Et je suis donc, petit à petit, de plus en plus intégré dans cette société numérisée, malgré mon choix actif de mettre des limites.

Vivre avec Internet ou mourir sans ?

Alors on me dira que j'avais et ai encore le choix. Je répondrai qu’au contraire c'est un exemple typique de manipulation des choix disponibles pour mieux orienter les comportements. Ici, mon choix de ne pas utiliser Internet (choix libre que je ne devrais pas avoir besoin d'expliquer, la Silicon Valley vantant à l'envi la liberté qu'elle apporte et défend[4]) est contraint par une certaine rationalité économique. Et le cynisme des fournisseurs d'accès : la dépendance à Internet et aux écrans étant de plus en plus reconnue, cela revient à favoriser les addictions, pour augmenter les profits[5]. On ne peut pas appeler cela un choix tant les coûts de refus rendent pénalisantes les tentatives de sobriété numérique.

Cela montre aussi à quel point le concept de liberté individuelle a du mal à s'appliquer dans ce genre de situations : c'est toute une organisation de société qui se joue là, plus qu'une question de choix individuels.

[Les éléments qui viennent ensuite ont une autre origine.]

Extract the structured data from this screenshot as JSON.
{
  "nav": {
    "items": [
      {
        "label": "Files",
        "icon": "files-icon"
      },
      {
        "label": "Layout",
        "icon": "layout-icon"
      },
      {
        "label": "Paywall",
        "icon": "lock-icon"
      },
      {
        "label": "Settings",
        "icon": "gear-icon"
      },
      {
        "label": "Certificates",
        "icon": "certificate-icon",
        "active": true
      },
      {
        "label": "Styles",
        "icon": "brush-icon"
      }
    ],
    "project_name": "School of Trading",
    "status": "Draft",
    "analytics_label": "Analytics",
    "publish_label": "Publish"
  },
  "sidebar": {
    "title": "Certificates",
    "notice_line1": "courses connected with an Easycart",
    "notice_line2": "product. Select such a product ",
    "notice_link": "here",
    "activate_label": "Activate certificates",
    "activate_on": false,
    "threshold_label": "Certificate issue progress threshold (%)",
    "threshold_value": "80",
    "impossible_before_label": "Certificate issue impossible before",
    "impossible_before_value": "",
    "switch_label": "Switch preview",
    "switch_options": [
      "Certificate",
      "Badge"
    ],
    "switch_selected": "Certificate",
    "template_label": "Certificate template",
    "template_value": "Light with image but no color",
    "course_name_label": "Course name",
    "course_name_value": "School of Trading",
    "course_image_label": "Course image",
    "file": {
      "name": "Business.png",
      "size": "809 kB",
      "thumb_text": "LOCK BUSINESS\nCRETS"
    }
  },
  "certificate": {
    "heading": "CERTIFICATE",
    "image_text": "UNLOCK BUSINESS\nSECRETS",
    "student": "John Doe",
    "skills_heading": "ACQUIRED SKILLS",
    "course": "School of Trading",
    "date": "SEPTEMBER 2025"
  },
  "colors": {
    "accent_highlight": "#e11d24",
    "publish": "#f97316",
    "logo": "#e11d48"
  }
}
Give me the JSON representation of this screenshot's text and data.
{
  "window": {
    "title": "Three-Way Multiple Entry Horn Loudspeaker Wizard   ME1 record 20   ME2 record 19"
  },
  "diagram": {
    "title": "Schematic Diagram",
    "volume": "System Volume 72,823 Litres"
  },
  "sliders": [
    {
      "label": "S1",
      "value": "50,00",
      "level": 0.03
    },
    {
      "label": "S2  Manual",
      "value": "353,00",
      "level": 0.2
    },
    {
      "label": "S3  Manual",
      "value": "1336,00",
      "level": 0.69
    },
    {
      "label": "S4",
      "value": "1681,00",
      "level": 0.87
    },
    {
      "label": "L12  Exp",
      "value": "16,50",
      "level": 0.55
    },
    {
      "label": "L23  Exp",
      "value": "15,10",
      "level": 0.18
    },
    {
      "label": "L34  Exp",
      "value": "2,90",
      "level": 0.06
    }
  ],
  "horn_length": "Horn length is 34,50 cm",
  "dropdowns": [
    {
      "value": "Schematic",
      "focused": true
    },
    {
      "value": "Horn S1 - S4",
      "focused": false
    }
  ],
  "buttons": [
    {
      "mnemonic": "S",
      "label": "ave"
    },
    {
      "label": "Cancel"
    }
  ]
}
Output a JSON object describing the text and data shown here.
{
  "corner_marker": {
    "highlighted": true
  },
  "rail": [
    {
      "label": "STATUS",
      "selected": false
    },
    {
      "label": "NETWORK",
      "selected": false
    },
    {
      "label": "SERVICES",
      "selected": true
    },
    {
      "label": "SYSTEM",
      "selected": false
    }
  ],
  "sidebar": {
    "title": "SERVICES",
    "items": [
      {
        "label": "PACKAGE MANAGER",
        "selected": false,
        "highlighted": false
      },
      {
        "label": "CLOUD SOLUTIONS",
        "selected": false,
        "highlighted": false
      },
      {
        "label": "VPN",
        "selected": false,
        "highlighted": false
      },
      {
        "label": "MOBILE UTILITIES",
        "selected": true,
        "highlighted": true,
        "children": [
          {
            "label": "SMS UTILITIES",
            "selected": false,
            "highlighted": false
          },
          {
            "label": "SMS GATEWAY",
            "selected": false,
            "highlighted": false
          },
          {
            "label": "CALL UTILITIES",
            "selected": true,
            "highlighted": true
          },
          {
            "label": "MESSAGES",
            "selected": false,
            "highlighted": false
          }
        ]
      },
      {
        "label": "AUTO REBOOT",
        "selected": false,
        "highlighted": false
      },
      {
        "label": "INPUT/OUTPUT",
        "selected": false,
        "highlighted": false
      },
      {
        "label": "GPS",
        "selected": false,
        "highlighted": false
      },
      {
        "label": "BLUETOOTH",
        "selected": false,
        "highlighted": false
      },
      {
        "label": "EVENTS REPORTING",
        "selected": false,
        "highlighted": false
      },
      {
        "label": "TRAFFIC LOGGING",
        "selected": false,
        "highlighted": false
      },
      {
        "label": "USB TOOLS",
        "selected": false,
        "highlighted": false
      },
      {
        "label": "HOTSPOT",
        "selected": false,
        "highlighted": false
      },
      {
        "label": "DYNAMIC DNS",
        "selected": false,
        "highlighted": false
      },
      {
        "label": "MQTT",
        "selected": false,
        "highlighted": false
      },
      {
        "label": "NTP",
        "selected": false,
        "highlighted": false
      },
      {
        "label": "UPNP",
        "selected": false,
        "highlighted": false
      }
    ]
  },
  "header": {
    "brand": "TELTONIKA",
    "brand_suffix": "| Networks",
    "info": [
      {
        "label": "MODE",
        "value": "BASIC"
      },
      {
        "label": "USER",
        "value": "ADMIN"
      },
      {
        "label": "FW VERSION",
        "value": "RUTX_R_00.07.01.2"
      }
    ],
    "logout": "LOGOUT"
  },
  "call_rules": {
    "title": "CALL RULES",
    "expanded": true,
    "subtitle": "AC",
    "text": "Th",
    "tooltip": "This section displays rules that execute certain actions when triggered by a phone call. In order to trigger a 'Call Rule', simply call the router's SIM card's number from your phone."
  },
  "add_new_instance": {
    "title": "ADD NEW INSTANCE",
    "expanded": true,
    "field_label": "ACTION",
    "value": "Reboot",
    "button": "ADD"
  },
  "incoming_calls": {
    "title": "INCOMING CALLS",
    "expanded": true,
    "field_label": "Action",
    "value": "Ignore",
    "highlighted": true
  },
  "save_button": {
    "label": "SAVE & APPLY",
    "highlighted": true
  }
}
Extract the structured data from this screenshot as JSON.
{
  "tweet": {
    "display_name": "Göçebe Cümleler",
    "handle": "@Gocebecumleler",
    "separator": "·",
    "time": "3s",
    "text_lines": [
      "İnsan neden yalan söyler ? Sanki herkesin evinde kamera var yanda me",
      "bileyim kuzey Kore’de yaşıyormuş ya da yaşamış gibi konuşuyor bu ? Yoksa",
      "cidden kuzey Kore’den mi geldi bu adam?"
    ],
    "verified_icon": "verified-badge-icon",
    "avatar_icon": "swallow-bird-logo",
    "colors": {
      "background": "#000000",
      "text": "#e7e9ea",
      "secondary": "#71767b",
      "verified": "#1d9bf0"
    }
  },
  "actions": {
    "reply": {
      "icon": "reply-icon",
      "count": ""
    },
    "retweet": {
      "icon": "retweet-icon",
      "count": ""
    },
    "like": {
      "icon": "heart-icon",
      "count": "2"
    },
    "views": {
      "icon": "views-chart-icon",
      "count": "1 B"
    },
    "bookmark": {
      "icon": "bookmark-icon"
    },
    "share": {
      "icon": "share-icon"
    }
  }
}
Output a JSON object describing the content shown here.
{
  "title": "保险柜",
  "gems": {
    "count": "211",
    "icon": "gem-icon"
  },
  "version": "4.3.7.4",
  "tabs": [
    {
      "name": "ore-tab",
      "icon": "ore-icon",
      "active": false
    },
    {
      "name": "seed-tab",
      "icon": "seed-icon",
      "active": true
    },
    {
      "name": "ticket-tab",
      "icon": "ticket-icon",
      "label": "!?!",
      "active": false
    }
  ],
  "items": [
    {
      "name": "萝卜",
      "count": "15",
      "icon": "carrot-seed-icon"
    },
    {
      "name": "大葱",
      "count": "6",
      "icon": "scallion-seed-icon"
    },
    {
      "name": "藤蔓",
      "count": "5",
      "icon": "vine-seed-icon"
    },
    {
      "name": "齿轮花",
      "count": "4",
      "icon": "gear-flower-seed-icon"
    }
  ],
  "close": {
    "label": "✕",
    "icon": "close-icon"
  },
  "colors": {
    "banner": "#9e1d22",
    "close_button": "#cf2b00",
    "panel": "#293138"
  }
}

Survivre dans cette société nécessite une connexion Internet : lorsque j'ai commandé un taxi pour accompagner ma compagne à la maternité, j'ai été obligé d'installer une application, parce que les standards téléphoniques sont maintenant obsolètes. Sans application, nous aurions dû trouver une autre solution, tout en gérant des contractions toutes les 10 minutes. Alors est-ce que je dois remercier ces fournisseurs d'accès de m'avoir donné l'opportunité d'installer l'appli, ou me plaindre que leur monopole ait supprimé les standards téléphoniques ?

Monopole radical : quand la technique détermine la politique

Internet a rendu possible un « monopole radical » de la technologie numérique. Ivan Illich développe ce concept selon lequel certaines technologies, passé un seuil de diffusion, deviennent incontournables et structurent la société. Leur diffusion est tellement massive qu'elles en viennent à « modifier, contrôler et à terme contraindre des populations à modifier radicalement leurs habitudes quotidiennes, notamment en restreignant leurs choix et leurs libertés »[6]. Au niveau collectif, les institutions, les modes de communication et de commerce en sont profondément transformés. Au niveau individuel, il devient impossible de s'en passer.

Illich prend l'exemple de la voiture en montrant comment celle-ci, au-delà du choix individuel d'en posséder ou simplement d'en utiliser une, structure entièrement l'espace. Les centres de consommation sont éloignés des centres de vie, les zones de travail éloignées des zones de loisir, obligeant en permanence chacun·e à prendre des transports mécaniques individuels ou en commun. L'espace public devient un espace de déplacement[7]. C'est toute l'organisation spatiale qui est modifiée, des villes comme des campagnes. Et donc l'organisation de nos vies, de notre temps, nos déplacements/communication/consommation[8].

Illustration 2
"Une file de plus devrait régler le problème"

Bien avant les débats autour de l’intelligence artificielle, la numérisation avait déjà bouleversé le monde du travail. Comme le montre Stéphanie Roza, c’est bien la numérisation qui permet de créer des chaînes de commandement et de production traversant les continents. On conçoit un produit aux États-Unis, on le produit en Chine à base de matières premières récoltées entre l’Inde, le Brésil et le Congo, avant de l’acheminer dans tous les continents. Il sera ensuite de nouveau renvoyé en Chine pour être recyclé, ou simplement jeté dans une décharge en Europe ou ailleurs. La mondialisation ne pourrait pas être aussi profonde sans le numérique, qui permet ces chaînes à flux tendus d’approvisionnement et de commandement d’une complexité folle. Avec comme conséquence concrète des délocalisations, des disparitions de métier – guichets dans les gares remplacés par des applis, traders remplacés par les algorithmes de « trading à haute fréquence »[9]… 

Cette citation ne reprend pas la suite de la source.